Take CCP’s jaw dropping space dogfighter Eve: Valkyrie. The Icelandic studio is better known for its sci-fi online war game, Eve Online, but Valkyrie is the closest thing to living out the final assault on the Death Star we’ve seen yet.
Other games in the pipeline that promise Rift support include the standalone version of zombie survival horror epic DayZ.
The Oculus Rift hasn’t merely created a new category of gaming accessory however: it’s created an eco-system. The Rift provides you with the ability to look around inside a game more naturally, but inventors are scrambling to come up with ways to help you move more realistically too.
Jan Goetgeluk for instance has come up with the ultimate accessory for the Rift: a 360-degree movement treadmill. Called the Omni, a combination of belts work to let you walk or run on the spot in any direction, it too has stormed Kickstarter, and is set to launch in January next year. Combine it with the Rift and a huge open world like Skyrim, and you’ve got the most incredible, realistic adventure game yet.

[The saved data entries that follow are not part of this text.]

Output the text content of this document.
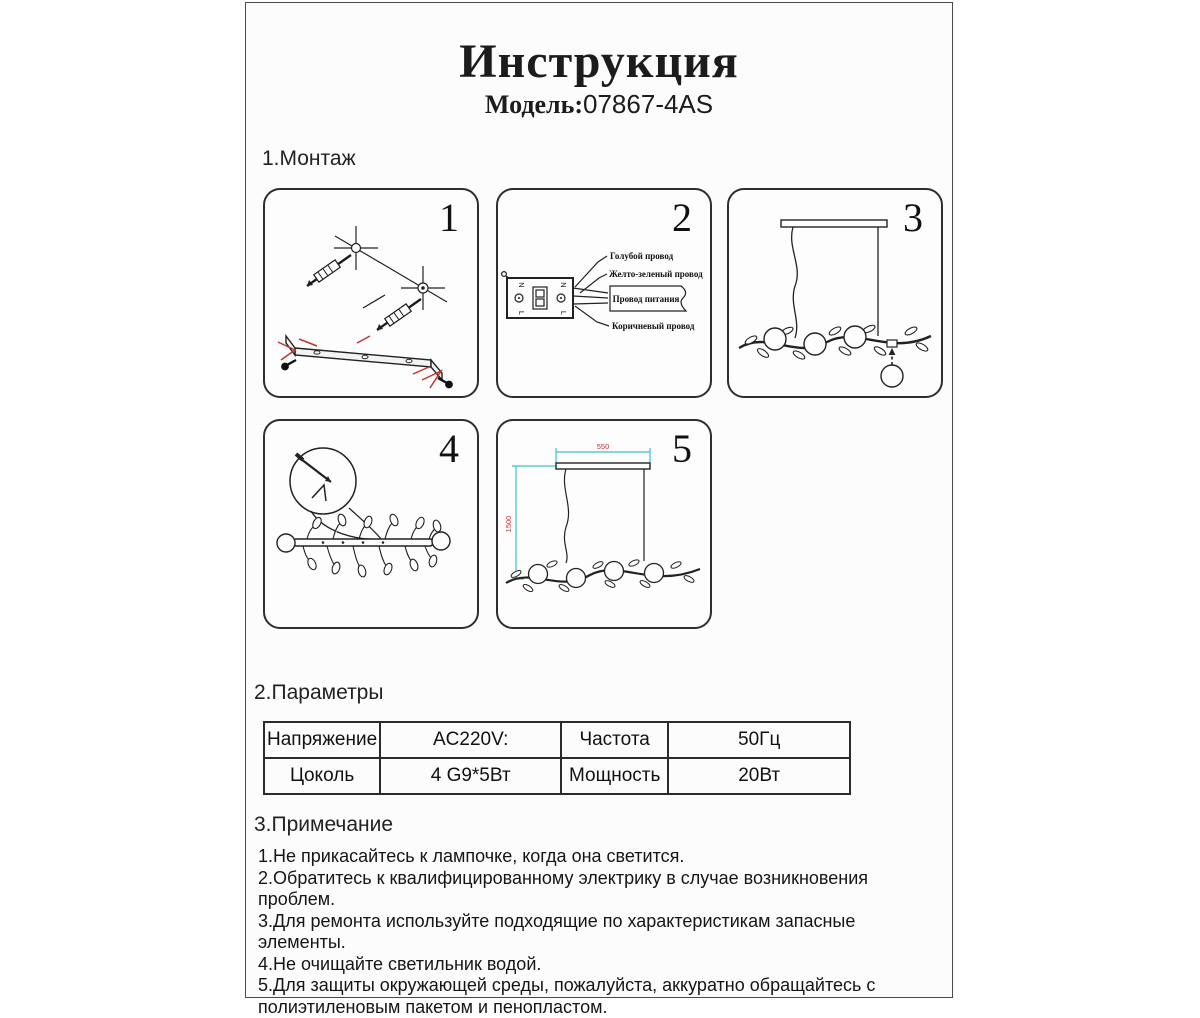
Инструкция
Модель:07867-4AS
1.Монтаж
1
N
L
N
L
Голубой провод
Желто-зеленый провод
Провод питания
Коричневый провод
2	3
4	550
1500
5
2.Параметры
Напряжение	AC220V:	Частота	50Гц
Цоколь	4 G9*5Вт	Мощность	20Вт
3.Примечание

1.Не прикасайтесь к лампочке, когда она светится.

2.Обратитесь к квалифицированному электрику в случае возникновения проблем.

3.Для ремонта используйте подходящие по характеристикам запасные элементы.

4.Не очищайте светильник водой.

5.Для защиты окружающей среды, пожалуйста, аккуратно обращайтесь с полиэтиленовым пакетом и пенопластом.
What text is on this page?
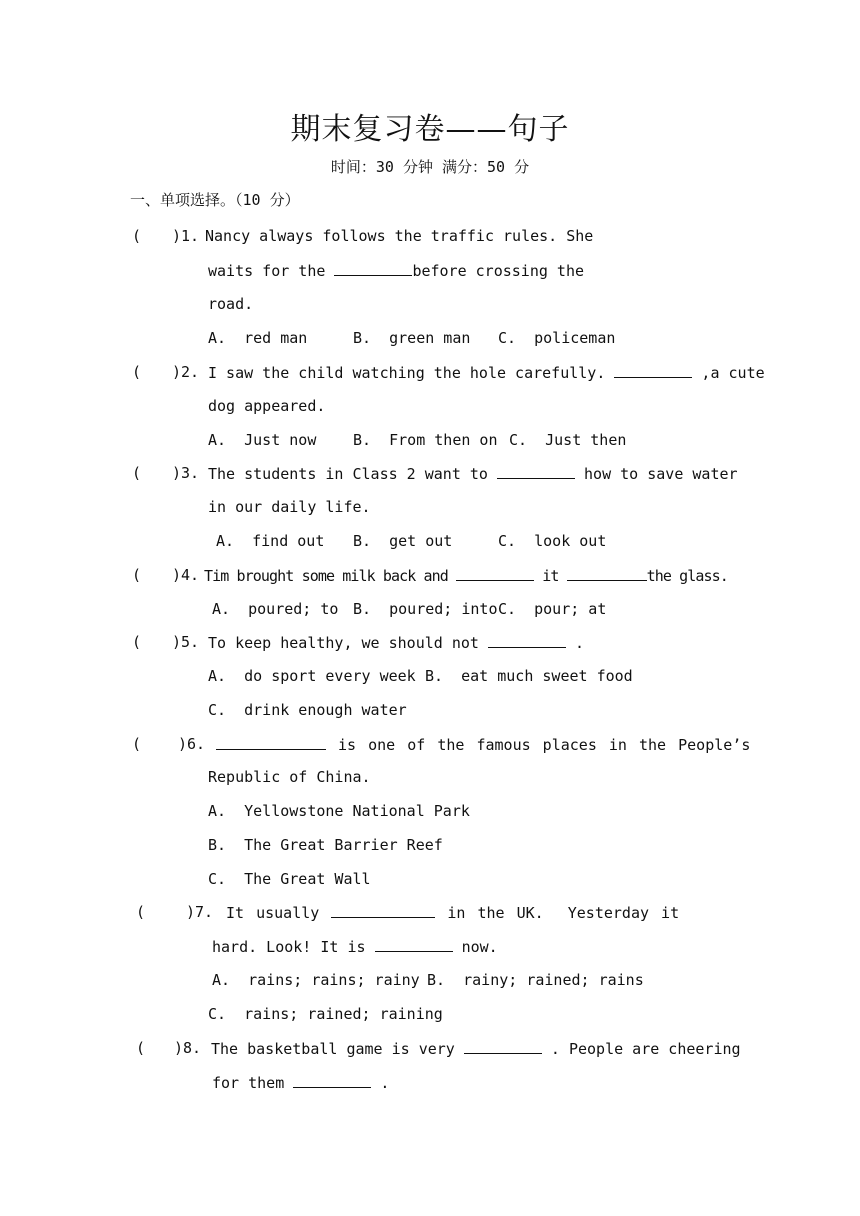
期末复习卷——句子
时间：30 分钟 满分：50 分
一、单项选择。（10 分）
( )1. Nancy always follows the traffic rules. She
waits for the	before crossing the
road.
A.  red man	B.  green man C.  policeman
( )2. I saw the child watching the hole carefully.	,a cute
dog appeared.
A.  Just now B.  From then on C.  Just then
( )3. The students in Class 2 want to	how to save water
in our daily life.
A.  find out B.  get out	C.  look out
( )4. Tim brought some milk back and	it	the glass.
A.  poured; to B.  poured; into C.  pour; at
( )5. To keep healthy, we should not	.
A.  do sport every week B.  eat much sweet food
C.  drink enough water
( )6.	is one of the famous places in the People’s
Republic of China.
A.  Yellowstone National Park
B.  The Great Barrier Reef
C.  The Great Wall
(	)7. It usually	in the UK.  Yesterday it
hard. Look! It is	now.
A.  rains; rains; rainy B.  rainy; rained; rains
C.  rains; rained; raining
( )8. The basketball game is very	. People are cheering
for them	.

Goetgeluk says this type of set-up will be revolutionary, even if it is absurdly elaborate. “This is the next step in entertainment,” he tells Red Bull UK. “Virtual reality will be front and center in our daily lives, way beyond video gaming. Think about exercise and fitness, physical therapy, education, virtual tourism, training and simulation. The possibilities are limitless. True virtual reality cannot be experienced while sitting down and pushing buttons on a keyboard or mouse.”

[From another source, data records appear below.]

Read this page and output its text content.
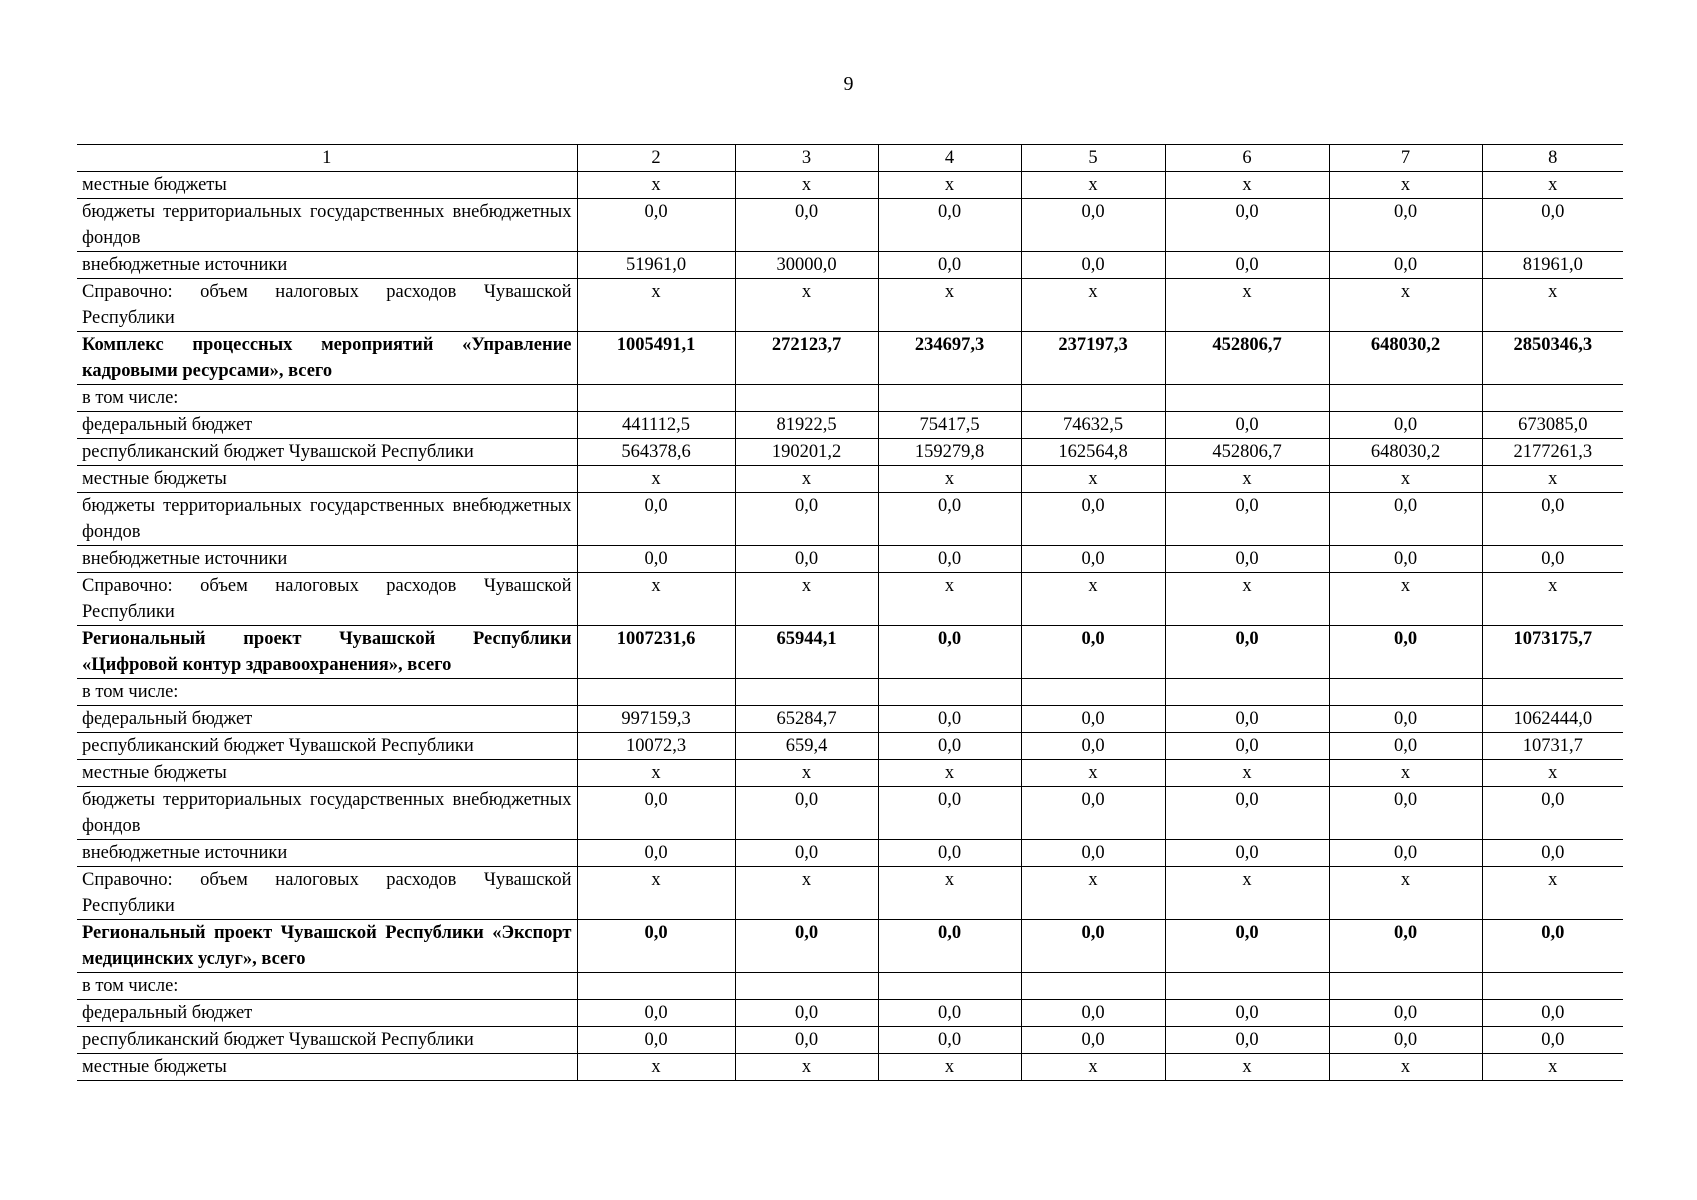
9
1	2	3	4	5	6	7	8
местные бюджеты	x	x	x	x	x	x	x
бюджеты территориальных государственных внебюджетных фондов	0,0	0,0	0,0	0,0	0,0	0,0	0,0
внебюджетные источники	51961,0	30000,0	0,0	0,0	0,0	0,0	81961,0
Справочно: объем налоговых расходов Чувашской Республики	x	x	x	x	x	x	x
Комплекс процессных мероприятий «Управление кадровыми ресурсами», всего	1005491,1	272123,7	234697,3	237197,3	452806,7	648030,2	2850346,3
в том числе:							
федеральный бюджет	441112,5	81922,5	75417,5	74632,5	0,0	0,0	673085,0
республиканский бюджет Чувашской Республики	564378,6	190201,2	159279,8	162564,8	452806,7	648030,2	2177261,3
местные бюджеты	x	x	x	x	x	x	x
бюджеты территориальных государственных внебюджетных фондов	0,0	0,0	0,0	0,0	0,0	0,0	0,0
внебюджетные источники	0,0	0,0	0,0	0,0	0,0	0,0	0,0
Справочно: объем налоговых расходов Чувашской Республики	x	x	x	x	x	x	x
Региональный проект Чувашской Республики «Цифровой контур здравоохранения», всего	1007231,6	65944,1	0,0	0,0	0,0	0,0	1073175,7
в том числе:							
федеральный бюджет	997159,3	65284,7	0,0	0,0	0,0	0,0	1062444,0
республиканский бюджет Чувашской Республики	10072,3	659,4	0,0	0,0	0,0	0,0	10731,7
местные бюджеты	x	x	x	x	x	x	x
бюджеты территориальных государственных внебюджетных фондов	0,0	0,0	0,0	0,0	0,0	0,0	0,0
внебюджетные источники	0,0	0,0	0,0	0,0	0,0	0,0	0,0
Справочно: объем налоговых расходов Чувашской Республики	x	x	x	x	x	x	x
Региональный проект Чувашской Республики «Экспорт медицинских услуг», всего	0,0	0,0	0,0	0,0	0,0	0,0	0,0
в том числе:							
федеральный бюджет	0,0	0,0	0,0	0,0	0,0	0,0	0,0
республиканский бюджет Чувашской Республики	0,0	0,0	0,0	0,0	0,0	0,0	0,0
местные бюджеты	x	x	x	x	x	x	x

And that’s what’s got everyone so excited, and helped Oculus VR grow to a company of almost 30 employees: the Rift’s potential extends far beyond gaming. It’s already helping surgeons to practice and get used to the pressures of an operating theatre, and it can even be used to help the disabled to cope with phantom limb syndrome.
Surgeon Simulator in action.
For MSN UK tech editor Paul Lamkin, the most remarkable Rift experience wasn’t a game, but a spacewalk simulation. “I could see earth in the distance and could see the exterior of the ISS. There was an Xbox controller in use as my jetpack thruster,” he says. “It was incredible. It was like I imagined virtual reality to be like when it was first touted back in the 1990s, like real life Lawnmower Man.”
“For ages I was just moving around using the Xbox controller even that was cool. But then I was reminded that I could also move my head to look around my surroundings. That took things to a new level. I could look to my right and see the ISS, look to my left and see the outline of continental America on the distant planet earth, and even look down far enough to see the inside of my space helmet. Within a few minutes I really did forget I was, in fact, sitting in a classroom in a university.”
The Oculus VR team have nailed the experience. Now all they need to do is finish the hardware, and spread the word, says Bennett.
“The resolution of the screen is the only limit right now. Putting your eyes so close to a screen inevitably means you see pixels. Once displays are cheap enough and plentiful enough for the Rift team to stick them in the goggles without harming to device's price to much, we'll see them in shops.”
Well, that, and maybe sort the nausea problem.
“Yes there is nausea, but that's actually a credit to just how convincing the Rift is,” says Bennett.
“Your eyes tell your brain you're moving around , while your inner ear senses you're sat perfectly still. After a few stints with the Rift, I was fine, but yes, the first ew times are always a bit queasy.”
As the legend goes, the first cinema audiences threw themselves out of the way of the train speeding towards the camera in The Arrival of a Train at La Ciotat Station. Gamers are reacting in much the same way to their first Rift experience. Will it create an art form for a century to come? Don’t put it past Luckey.